Die Übergangsphase ist stets geprägt von überhitzten Erwartungen, Illusionen über den schnellen Ersatz des Menschen und der anschließenden Korrektur.

KI als Umverteilung von Komplexität und neue Infrastrukturschicht

Folgt man der Logik von Keynes, geht es bei KI in der IT weniger um die Eliminierung von Arbeit als um die Umverteilung von Komplexität. Maschinen beginnen, die routinemäßige kognitive Ebene zu automatisieren, während der Wert nach oben verschoben wird – hin zu Architektur, Systemdenken, Integration, Prüfung und Risikomanagement.

Es geht nicht um das Verschwinden des Berufs, sondern um seine Transformation.

Wie bei früheren technologischen Umbrüchen löst KI zunächst Angst aus, verteilt Rollen neu und verschärft den Wettbewerb. Langfristig erweitert sie jedoch die produktive Kapazität der Gesellschaft.

In diesem Sinne kann künstliche Intelligenz nicht als Ersatz für Spezialisten betrachtet werden, sondern als neue Infrastrukturschicht, vergleichbar mit der Dampfmaschine, Elektrizität oder dem Internet.

Die Kernfrage der Produktivität

Die grundlegende Frage bleibt dieselbe wie 1930: Wird steigende Produktivität die Routinearbeit verringern und Burnout reduzieren, oder wird sie einfach Erwartungen und Wettbewerb unter Fachkräften verschärfen?

Das Problem liegt nicht in der Technologie selbst, sondern darin, ob sie die menschliche Produktivität steigert oder primär für kurzfristige Kostenoptimierung eingesetzt wird. KI kann als Instrument zur Kostensenkung dienen oder als Beschleuniger für Forschung, Prototyping und interdisziplinäre Integration wirken.

Automatisierung erhöht die Komplexität, sie beseitigt die Arbeit nicht

Historisch gesehen hat Automatisierung Arbeit nicht zerstört. Sie hat das Komplexitätsniveau erhöht.
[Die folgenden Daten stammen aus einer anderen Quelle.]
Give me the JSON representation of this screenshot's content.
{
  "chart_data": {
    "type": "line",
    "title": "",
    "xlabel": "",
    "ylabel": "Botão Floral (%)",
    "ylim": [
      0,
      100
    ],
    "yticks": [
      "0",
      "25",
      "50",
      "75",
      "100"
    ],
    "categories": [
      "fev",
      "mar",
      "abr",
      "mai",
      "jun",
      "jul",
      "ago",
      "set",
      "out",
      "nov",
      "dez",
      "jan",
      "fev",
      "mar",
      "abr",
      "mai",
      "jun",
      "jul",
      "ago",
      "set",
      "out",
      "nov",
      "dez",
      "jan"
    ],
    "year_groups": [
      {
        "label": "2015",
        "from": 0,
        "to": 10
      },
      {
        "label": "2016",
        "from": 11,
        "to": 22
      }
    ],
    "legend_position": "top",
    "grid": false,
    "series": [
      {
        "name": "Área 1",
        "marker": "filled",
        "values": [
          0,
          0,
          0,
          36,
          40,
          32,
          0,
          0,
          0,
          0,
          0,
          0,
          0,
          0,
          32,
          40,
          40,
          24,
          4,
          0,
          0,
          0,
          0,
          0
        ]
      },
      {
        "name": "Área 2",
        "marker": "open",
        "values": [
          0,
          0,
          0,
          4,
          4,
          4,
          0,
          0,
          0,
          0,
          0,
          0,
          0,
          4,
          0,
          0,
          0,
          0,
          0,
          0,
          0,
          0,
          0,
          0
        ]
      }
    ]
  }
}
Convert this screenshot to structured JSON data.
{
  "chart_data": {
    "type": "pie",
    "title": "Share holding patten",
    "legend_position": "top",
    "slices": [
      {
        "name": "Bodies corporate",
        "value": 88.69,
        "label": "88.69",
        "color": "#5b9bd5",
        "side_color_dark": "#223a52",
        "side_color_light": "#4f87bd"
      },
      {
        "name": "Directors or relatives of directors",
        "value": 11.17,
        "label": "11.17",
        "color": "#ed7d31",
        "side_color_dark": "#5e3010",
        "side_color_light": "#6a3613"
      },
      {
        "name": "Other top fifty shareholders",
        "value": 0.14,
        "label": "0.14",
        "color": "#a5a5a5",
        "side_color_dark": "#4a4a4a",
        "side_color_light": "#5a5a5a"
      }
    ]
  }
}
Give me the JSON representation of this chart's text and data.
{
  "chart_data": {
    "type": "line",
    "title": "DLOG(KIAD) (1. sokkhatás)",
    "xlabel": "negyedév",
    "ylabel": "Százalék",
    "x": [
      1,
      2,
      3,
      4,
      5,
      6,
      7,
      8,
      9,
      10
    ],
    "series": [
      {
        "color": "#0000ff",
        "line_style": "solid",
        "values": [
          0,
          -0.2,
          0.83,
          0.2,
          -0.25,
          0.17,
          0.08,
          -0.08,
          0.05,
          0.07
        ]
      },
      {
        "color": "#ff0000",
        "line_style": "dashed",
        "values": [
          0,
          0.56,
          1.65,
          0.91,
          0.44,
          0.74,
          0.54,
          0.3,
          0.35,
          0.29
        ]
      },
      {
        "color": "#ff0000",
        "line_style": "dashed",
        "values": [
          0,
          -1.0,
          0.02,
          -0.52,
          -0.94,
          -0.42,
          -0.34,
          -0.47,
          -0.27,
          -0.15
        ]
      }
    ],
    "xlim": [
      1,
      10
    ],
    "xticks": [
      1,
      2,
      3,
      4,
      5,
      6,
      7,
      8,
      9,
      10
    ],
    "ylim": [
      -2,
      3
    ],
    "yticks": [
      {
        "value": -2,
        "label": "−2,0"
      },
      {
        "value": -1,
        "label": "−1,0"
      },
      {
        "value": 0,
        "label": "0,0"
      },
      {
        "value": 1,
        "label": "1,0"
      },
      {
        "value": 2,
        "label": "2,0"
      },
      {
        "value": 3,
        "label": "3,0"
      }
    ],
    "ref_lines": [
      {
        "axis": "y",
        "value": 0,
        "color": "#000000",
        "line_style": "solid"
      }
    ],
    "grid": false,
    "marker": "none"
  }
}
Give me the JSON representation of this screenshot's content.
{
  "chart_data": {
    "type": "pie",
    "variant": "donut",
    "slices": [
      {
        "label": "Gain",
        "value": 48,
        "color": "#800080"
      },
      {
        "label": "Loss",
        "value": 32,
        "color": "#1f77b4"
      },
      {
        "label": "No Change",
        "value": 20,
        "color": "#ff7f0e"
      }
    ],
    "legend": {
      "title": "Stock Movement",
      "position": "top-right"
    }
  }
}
Maschinen verdrängten körperliche Routinetätigkeiten, schufen aber neue Berufe in Ingenieurwesen, Management und Wissenschaft.

Ähnlich automatisiert KI Teile der kognitiven Routinearbeit und schafft Raum für komplexere Aufgaben: Systemdesign, Modellierung, Generierung wissenschaftlicher Hypothesen und groß angelegte architektonische Lösungen.

In diesem Sinne fungiert KI nicht als Ersatzwerkzeug, sondern als Treiber eines neuen wissenschaftlichen und technologischen Zyklus, der die Zeit zwischen Idee und Umsetzung verkürzt.

Die eigentliche Frage ist nicht, ob Spezialisten verschwinden, sondern welche Kompetenzen in einem sich schnell entwickelnden beruflichen Umfeld zentral werden.